Min_c: Heterogeneous Concentration Policy for Power Aware Scheduling
In this paper, we address power-aware online scheduling of jobs with resource contention. We propose an optimization model and present a new approach to resource allocation based on job concentration. We take into account different types of applications and heterogeneity of workloads that could include CPU-intensive, disk-intensive, I/O-intensive, memory-intensive, network-intensive and other applications. When jobs of one type are allocated to the same resource, they may create a bottleneck and resource contention either in CPU, memory, disk or network. It may result in system performance degradation and increasing energy consumption. The main objective is to minimize the total energy consumption of running heterogeneous workloads. We focus on energy characteristics of applications assuming that applications of different types contribute differently to the total power consumptions due to use different hardware. We propose a nonlinear hybrid model of energy consumption. Our model takes into account power consumption of individual jobs and their combinations. We propose heterogeneous job consolidation algorithms and validate them by conducting a performance evaluation study using the CloudSim toolkit under different scenarios and real data. We analyze several scheduling algorithms depending on the type and amount of information they require.

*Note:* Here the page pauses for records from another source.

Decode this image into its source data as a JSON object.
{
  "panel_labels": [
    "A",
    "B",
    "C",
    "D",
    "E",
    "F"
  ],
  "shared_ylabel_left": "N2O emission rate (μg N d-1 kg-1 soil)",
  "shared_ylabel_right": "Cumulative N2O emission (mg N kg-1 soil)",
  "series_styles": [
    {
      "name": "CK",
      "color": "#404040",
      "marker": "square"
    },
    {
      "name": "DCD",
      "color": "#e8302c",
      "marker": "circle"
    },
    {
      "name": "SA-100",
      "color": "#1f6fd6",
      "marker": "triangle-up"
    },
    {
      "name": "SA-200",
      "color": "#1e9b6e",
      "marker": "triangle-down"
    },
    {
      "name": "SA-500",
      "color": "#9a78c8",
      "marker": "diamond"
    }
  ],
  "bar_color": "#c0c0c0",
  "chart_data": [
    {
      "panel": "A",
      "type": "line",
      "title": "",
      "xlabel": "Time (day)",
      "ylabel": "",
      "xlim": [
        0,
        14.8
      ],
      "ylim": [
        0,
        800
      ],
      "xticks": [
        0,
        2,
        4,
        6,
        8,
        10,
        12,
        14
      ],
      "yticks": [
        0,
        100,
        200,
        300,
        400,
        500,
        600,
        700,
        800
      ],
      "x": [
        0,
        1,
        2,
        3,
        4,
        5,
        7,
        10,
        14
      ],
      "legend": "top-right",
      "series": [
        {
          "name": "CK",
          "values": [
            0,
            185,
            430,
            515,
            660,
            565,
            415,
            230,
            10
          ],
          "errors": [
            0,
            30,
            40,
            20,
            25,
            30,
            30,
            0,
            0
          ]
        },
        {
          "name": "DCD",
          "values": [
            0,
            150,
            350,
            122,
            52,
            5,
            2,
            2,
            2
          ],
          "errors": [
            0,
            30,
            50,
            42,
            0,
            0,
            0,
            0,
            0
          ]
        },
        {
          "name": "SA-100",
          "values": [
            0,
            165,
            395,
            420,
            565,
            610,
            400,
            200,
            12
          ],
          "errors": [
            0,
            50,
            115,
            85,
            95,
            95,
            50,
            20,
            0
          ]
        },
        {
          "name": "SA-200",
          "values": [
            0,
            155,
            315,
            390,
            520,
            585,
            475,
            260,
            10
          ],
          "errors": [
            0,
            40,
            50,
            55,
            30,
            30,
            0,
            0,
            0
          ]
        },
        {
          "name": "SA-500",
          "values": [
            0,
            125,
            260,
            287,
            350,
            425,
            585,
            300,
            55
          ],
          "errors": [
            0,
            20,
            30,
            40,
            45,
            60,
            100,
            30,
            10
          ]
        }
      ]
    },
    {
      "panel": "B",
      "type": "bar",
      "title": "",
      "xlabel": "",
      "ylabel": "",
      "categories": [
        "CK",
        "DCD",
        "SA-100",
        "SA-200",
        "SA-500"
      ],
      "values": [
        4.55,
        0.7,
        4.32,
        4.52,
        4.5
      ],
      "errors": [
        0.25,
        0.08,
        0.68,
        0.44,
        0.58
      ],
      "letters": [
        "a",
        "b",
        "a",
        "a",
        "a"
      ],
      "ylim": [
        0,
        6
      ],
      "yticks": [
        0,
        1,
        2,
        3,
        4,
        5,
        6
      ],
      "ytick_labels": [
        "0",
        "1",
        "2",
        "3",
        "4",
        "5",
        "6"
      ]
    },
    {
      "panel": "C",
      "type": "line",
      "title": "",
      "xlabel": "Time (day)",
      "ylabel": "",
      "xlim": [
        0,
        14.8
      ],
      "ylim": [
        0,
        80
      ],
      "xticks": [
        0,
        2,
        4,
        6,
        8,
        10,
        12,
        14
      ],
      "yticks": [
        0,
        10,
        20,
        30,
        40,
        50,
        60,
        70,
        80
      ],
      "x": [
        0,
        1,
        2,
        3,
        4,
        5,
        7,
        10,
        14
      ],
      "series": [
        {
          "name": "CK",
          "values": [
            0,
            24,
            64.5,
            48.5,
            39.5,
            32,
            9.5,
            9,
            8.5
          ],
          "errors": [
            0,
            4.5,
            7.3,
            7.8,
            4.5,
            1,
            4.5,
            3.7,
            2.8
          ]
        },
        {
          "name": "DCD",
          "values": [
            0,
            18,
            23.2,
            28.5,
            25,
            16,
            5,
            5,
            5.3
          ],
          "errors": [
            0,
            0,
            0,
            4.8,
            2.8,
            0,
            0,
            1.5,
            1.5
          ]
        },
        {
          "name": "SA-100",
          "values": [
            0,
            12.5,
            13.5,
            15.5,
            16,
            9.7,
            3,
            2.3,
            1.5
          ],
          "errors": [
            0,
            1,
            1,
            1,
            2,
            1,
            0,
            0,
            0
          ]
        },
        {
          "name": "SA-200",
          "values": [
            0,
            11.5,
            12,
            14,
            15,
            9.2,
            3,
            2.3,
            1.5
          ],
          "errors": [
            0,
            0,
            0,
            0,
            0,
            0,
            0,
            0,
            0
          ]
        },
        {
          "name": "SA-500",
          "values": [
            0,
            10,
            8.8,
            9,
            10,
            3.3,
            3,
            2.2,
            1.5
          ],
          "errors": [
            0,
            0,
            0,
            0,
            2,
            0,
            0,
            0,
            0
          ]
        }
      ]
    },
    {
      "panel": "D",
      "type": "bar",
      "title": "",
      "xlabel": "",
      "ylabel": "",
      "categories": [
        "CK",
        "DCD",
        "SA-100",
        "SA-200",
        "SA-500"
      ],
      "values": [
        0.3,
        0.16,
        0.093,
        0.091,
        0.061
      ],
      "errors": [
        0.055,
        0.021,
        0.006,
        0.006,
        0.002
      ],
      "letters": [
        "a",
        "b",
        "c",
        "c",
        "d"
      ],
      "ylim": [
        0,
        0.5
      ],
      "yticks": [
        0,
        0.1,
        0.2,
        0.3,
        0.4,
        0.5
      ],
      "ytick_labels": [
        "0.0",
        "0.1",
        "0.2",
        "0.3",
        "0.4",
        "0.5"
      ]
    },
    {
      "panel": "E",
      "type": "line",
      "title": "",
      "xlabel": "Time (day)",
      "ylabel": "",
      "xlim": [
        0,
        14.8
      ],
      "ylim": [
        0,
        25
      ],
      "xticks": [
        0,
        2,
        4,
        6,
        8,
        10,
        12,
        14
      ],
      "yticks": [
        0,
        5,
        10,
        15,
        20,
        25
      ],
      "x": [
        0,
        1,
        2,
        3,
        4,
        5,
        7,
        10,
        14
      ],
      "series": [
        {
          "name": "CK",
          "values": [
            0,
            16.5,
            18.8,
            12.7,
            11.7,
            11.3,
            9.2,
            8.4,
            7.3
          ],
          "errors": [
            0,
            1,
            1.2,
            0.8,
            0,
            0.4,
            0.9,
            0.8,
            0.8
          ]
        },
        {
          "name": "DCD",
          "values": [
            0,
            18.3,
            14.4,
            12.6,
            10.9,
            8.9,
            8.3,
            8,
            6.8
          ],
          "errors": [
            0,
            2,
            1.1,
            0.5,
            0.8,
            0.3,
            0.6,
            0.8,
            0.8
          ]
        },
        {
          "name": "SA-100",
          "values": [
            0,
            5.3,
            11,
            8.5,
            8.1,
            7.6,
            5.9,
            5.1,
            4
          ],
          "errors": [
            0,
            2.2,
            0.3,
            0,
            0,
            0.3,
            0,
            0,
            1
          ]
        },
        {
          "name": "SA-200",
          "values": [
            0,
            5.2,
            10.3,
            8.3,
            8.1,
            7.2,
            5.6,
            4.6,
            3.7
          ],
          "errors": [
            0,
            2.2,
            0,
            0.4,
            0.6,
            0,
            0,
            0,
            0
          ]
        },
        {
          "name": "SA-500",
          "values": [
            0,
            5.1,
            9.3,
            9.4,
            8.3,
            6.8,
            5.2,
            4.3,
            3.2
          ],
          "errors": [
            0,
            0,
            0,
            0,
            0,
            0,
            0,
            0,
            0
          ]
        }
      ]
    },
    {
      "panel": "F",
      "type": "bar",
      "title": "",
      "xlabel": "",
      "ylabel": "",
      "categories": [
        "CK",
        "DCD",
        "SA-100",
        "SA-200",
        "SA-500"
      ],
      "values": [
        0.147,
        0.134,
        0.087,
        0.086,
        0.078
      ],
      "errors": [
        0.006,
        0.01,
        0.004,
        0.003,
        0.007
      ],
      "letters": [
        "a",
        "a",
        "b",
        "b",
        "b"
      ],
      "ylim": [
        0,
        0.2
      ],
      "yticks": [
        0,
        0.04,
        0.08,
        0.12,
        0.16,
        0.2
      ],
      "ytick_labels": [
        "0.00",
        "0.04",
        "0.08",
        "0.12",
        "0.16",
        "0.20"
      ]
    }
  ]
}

We show that information about resources utilization without knowledge of jobs types does not help much to improve the total energy consumption. In the other hand, being aware of types of applications, intelligent allocation strategies can further improve energy consumption compared with traditional approaches.
Proceedings of the Institute for System Programming, vol. 27, issue 6, 2015, pp. 355-380.
ISSN 2220-6426 (Online), ISSN 2079-8156 (Print).